Date de l’audience :

Mode d’audience :

Comparution :

2 août 2018

En personne

F. V., appelant

Annexe

Droit applicable

Loi sur l’assurance-emploi

18 (1) Le prestataire n’est pas admissible au bénéfice des prestations pour tout jour ouvrable d’une période de prestations pour lequel il ne peut prouver qu’il était, ce jour-là:

  1. (a) soit capable de travailler et disponible à cette fin et incapable d’obtenir un emploi convenable;
  2. (b) soit incapable de travailler par suite d’une maladie, d’une blessure ou d’une mise en quarantaine prévue par règlement et aurait été sans cela disponible pour travailler;
  3. (c) soit en train d’exercer les fonctions de juré.

(2) Le prestataire à qui des prestations doivent être payées en vertu de l’un des articles 23 à 23.2 n’est pas inadmissible au titre de l’alinéa (1)b) parce qu’il ne peut prouver qu’il aurait été disponible pour travailler n’eût été la maladie, la blessure ou la mise en quarantaine.

50 (1) Tout prestataire qui ne remplit pas une condition ou ne satisfait pas à une exigence prévue par le présent article n’est pas admissible au bénéfice des prestations tant qu’il n’a pas rempli cette condition ou satisfait à cette exigence.

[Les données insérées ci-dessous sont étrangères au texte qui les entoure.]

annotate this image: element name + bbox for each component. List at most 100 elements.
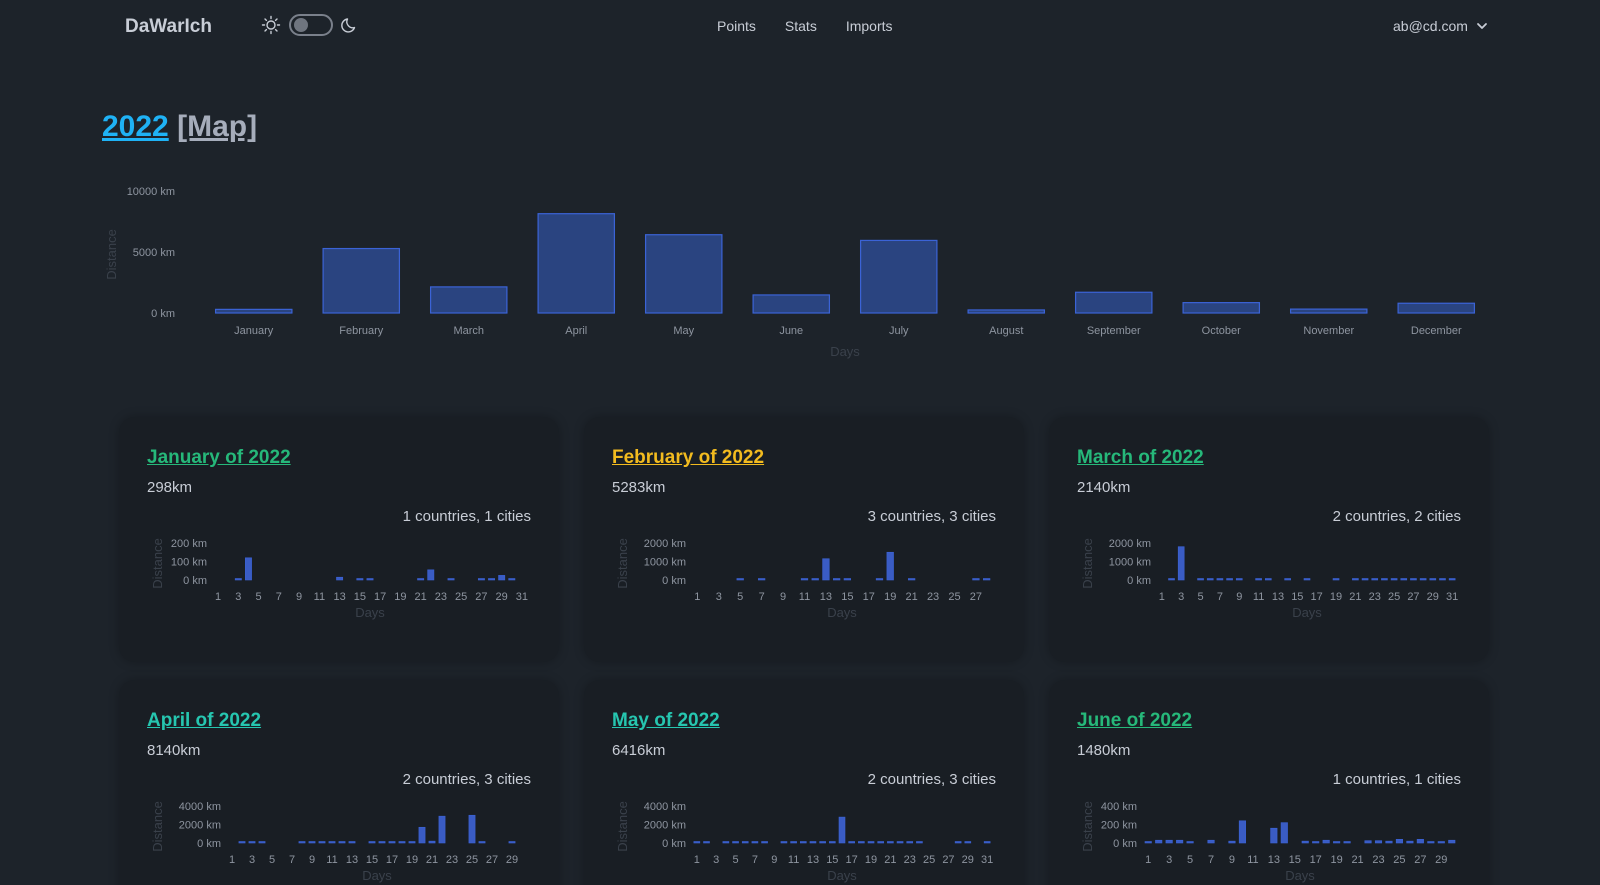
month-title-link[interactable]: May of 2022 — [612, 710, 720, 731]
day-bar — [388, 841, 396, 844]
user-email: ab@cd.com — [1393, 18, 1468, 34]
day-bar — [1176, 839, 1184, 844]
y-axis-title: Distance — [1080, 538, 1095, 589]
day-bar — [398, 841, 406, 844]
y-tick-label: 2000 km — [644, 538, 686, 550]
day-bar — [1322, 839, 1330, 844]
day-bar — [356, 578, 364, 581]
month-distance: 1480km — [1077, 742, 1131, 759]
day-bar — [858, 841, 865, 844]
month-distance: 2140km — [1077, 479, 1131, 496]
x-tick-label: 23 — [1369, 591, 1381, 603]
day-bar — [1395, 838, 1403, 844]
day-bar — [1186, 841, 1194, 844]
month-locations: 2 countries, 2 cities — [1332, 508, 1461, 525]
y-tick-label: 2000 km — [1109, 538, 1151, 550]
x-tick-label: 31 — [981, 854, 993, 866]
nav-imports[interactable]: Imports — [845, 18, 893, 34]
x-tick-label: 29 — [1427, 591, 1439, 603]
x-tick-label: January — [234, 325, 274, 337]
bar-september — [1074, 291, 1153, 314]
day-bar — [693, 841, 701, 844]
month-title-link[interactable]: March of 2022 — [1077, 447, 1204, 468]
y-tick-label: 400 km — [1101, 801, 1137, 813]
bar-july — [859, 239, 938, 314]
day-bar — [751, 841, 759, 844]
x-tick-label: 27 — [475, 591, 487, 603]
x-tick-label: 11 — [1247, 854, 1258, 866]
x-tick-label: 9 — [1229, 854, 1235, 866]
month-title-link[interactable]: June of 2022 — [1077, 710, 1193, 731]
x-tick-label: 17 — [846, 854, 858, 866]
day-bar — [308, 841, 316, 844]
y-tick-label: 0 km — [1113, 838, 1137, 850]
day-bar — [875, 578, 884, 581]
x-tick-label: 23 — [435, 591, 447, 603]
y-tick-label: 4000 km — [644, 801, 686, 813]
map-link[interactable]: [Map] — [177, 110, 258, 143]
year-link[interactable]: 2022 — [102, 110, 169, 143]
day-bar — [829, 841, 836, 844]
moon-icon[interactable] — [341, 16, 359, 34]
day-bar — [428, 840, 436, 844]
x-tick-label: 19 — [865, 854, 877, 866]
y-tick-label: 2000 km — [179, 820, 221, 832]
theme-toggle[interactable] — [289, 14, 333, 36]
x-tick-label: 5 — [1187, 854, 1193, 866]
x-tick-label: 29 — [1435, 854, 1447, 866]
x-tick-label: 3 — [249, 854, 255, 866]
x-tick-label: 21 — [415, 591, 427, 603]
x-tick-label: 31 — [1446, 591, 1458, 603]
day-bar — [1381, 578, 1388, 581]
x-tick-label: 31 — [516, 591, 528, 603]
x-tick-label: 27 — [970, 591, 982, 603]
x-axis-title: Days — [362, 868, 392, 883]
x-tick-label: 13 — [1268, 854, 1280, 866]
day-bar — [1228, 840, 1236, 844]
day-bar — [758, 578, 766, 581]
y-tick-label: 0 km — [1127, 575, 1151, 587]
day-bar — [418, 826, 426, 844]
sun-icon[interactable] — [261, 15, 281, 35]
x-tick-label: 21 — [1349, 591, 1361, 603]
x-tick-label: 9 — [309, 854, 315, 866]
month-title-link[interactable]: April of 2022 — [147, 710, 262, 731]
day-bar — [1385, 840, 1393, 844]
day-bar — [811, 578, 819, 581]
day-bar — [1333, 841, 1341, 844]
month-locations: 1 countries, 1 cities — [402, 508, 531, 525]
day-bar — [886, 551, 894, 581]
month-title-link[interactable]: January of 2022 — [147, 447, 291, 468]
user-menu[interactable]: ab@cd.com — [1393, 18, 1488, 34]
day-bar — [983, 578, 991, 581]
month-locations: 2 countries, 3 cities — [402, 771, 531, 788]
x-tick-label: 23 — [927, 591, 939, 603]
x-tick-label: 1 — [229, 854, 235, 866]
day-bar — [234, 578, 242, 581]
x-tick-label: 17 — [374, 591, 386, 603]
day-bar — [741, 841, 749, 844]
month-card: February of 2022 5283km 3 countries, 3 cit… — [584, 417, 1024, 662]
x-tick-label: April — [565, 325, 587, 337]
theme-switcher[interactable] — [261, 14, 359, 36]
day-bar — [447, 578, 455, 581]
nav-points[interactable]: Points — [717, 18, 756, 34]
x-tick-label: 17 — [386, 854, 398, 866]
x-tick-label: 25 — [1393, 854, 1405, 866]
x-tick-label: 3 — [1178, 591, 1184, 603]
month-card: April of 2022 8140km 2 countries, 3 cities… — [119, 680, 559, 885]
month-title-link[interactable]: February of 2022 — [612, 447, 765, 468]
x-tick-label: 7 — [276, 591, 282, 603]
x-tick-label: 27 — [942, 854, 954, 866]
day-bar — [408, 841, 416, 844]
x-tick-label: 7 — [289, 854, 295, 866]
x-tick-label: June — [779, 325, 803, 337]
day-bar — [248, 841, 256, 844]
nav-stats[interactable]: Stats — [784, 18, 817, 34]
x-tick-label: 27 — [1414, 854, 1426, 866]
brand-logo[interactable]: DaWarIch — [125, 16, 212, 37]
month-distance: 298km — [147, 479, 193, 496]
x-tick-label: November — [1303, 325, 1354, 337]
x-axis-title: Days — [827, 868, 857, 883]
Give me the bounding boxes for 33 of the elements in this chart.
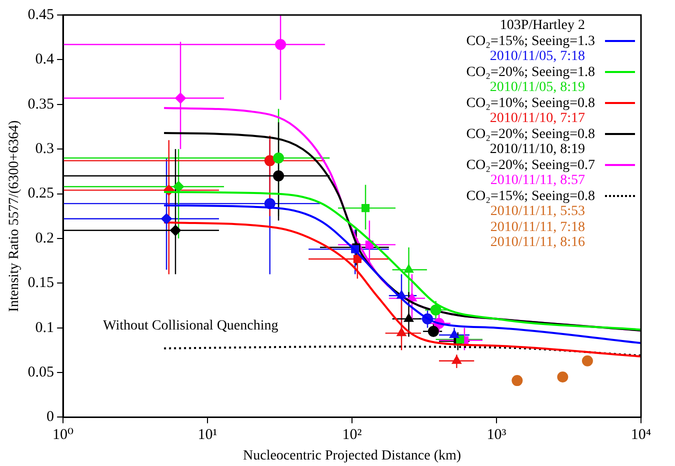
legend-label: CO₂=10%; Seeing=0.8	[466, 96, 595, 111]
text: 2010/11/11, 8:57	[489, 173, 586, 188]
y-tick-label: 0.25	[28, 186, 54, 202]
y-tick-label: 0.1	[35, 320, 54, 336]
text: 2010/11/11, 5:53	[489, 204, 586, 220]
legend-label: CO₂=20%; Seeing=0.7	[466, 158, 595, 173]
legend-label: CO₂=20%; Seeing=0.8	[466, 126, 595, 142]
annotation: Without Collisional Quenching	[103, 318, 278, 334]
text: 2010/11/10, 8:19	[488, 142, 586, 158]
y-tick-label: 0	[46, 409, 54, 426]
y-tick-label: 0.45	[28, 6, 54, 23]
x-tick-label: 10⁴	[630, 427, 652, 444]
y-tick-label: 0.35	[28, 96, 54, 112]
text: 2010/11/11, 7:18	[489, 220, 586, 235]
text: 2010/11/10, 7:17	[488, 111, 586, 126]
y-axis-title: Intensity Ratio 5577/(6300+6364)	[7, 120, 22, 312]
y-tick-label: 0.05	[28, 364, 54, 380]
y-tick-label: 0.15	[28, 275, 54, 292]
x-tick-label: 10³	[486, 427, 507, 444]
text: 2010/11/05, 7:18	[488, 49, 586, 64]
legend-label: CO₂=15%; Seeing=1.3	[466, 34, 595, 49]
y-tick-label: 0.2	[35, 230, 54, 246]
x-tick-label: 10⁰	[52, 427, 74, 444]
text: 2010/11/11, 8:16	[489, 235, 586, 250]
y-tick-label: 0.3	[35, 141, 54, 158]
y-tick-label: 0.4	[35, 52, 55, 68]
x-tick-label: 10²	[342, 427, 362, 444]
legend-label: CO₂=20%; Seeing=1.8	[466, 64, 595, 80]
x-tick-label: 10¹	[198, 427, 218, 444]
legend-label: CO₂=15%; Seeing=0.8	[466, 188, 595, 204]
text: 2010/11/05, 8:19	[488, 80, 586, 96]
x-axis-title: Nucleocentric Projected Distance (km)	[242, 448, 462, 464]
legend-title: 103P/Hartley 2	[498, 18, 586, 34]
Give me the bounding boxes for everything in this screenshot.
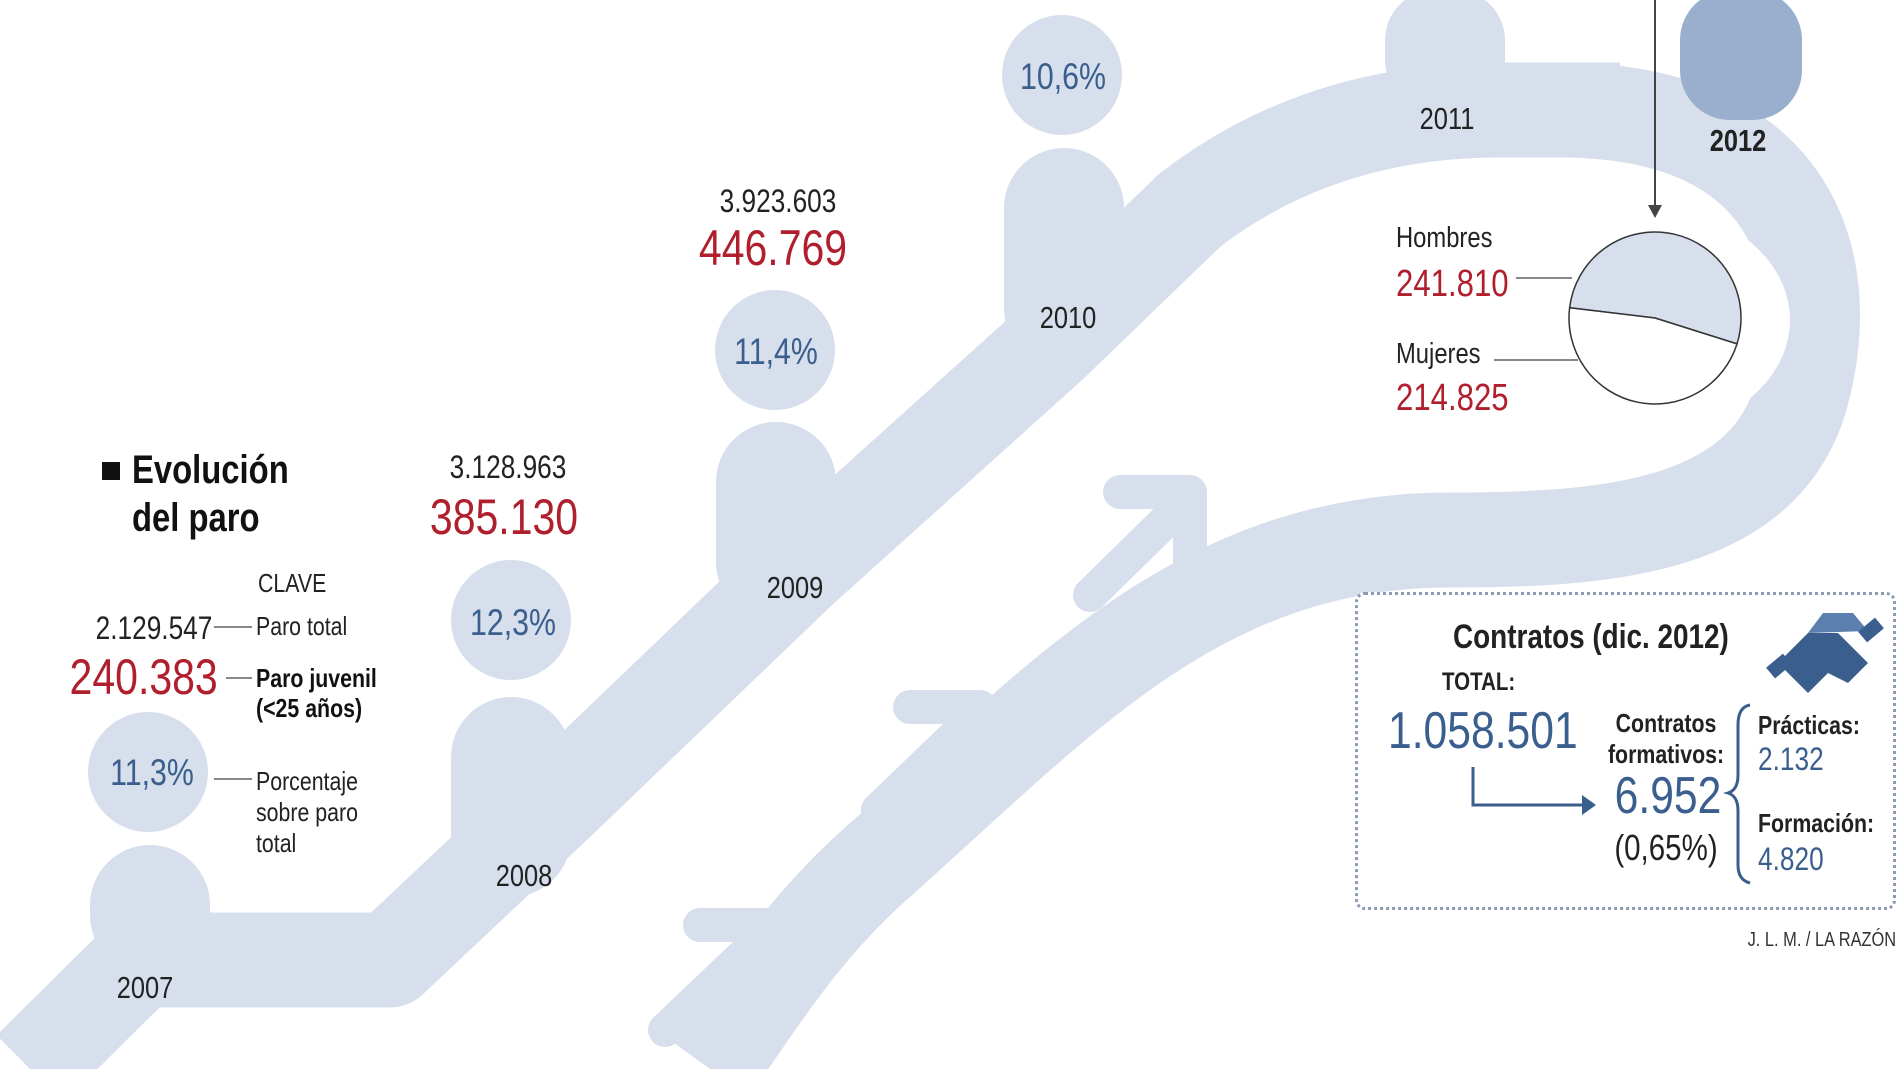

(2) Toute demande de prestations est présentée de la manière ordonnée au bureau de la Commission qui dessert le territoire où réside le prestataire ou à tout autre endroit prévu par règlement ou ordonné par la Commission.

(3) Toute demande de prestations est présentée sur un formulaire fourni ou approuvé par la Commission et rempli conformément aux instructions de celle-ci.

(4) Toute demande de prestations pour une semaine de chômage comprise dans une période de prestations est présentée dans le délai prévu par règlement.

(5) La Commission peut exiger d’autres renseignements du prestataire relativement à toute demande de prestations.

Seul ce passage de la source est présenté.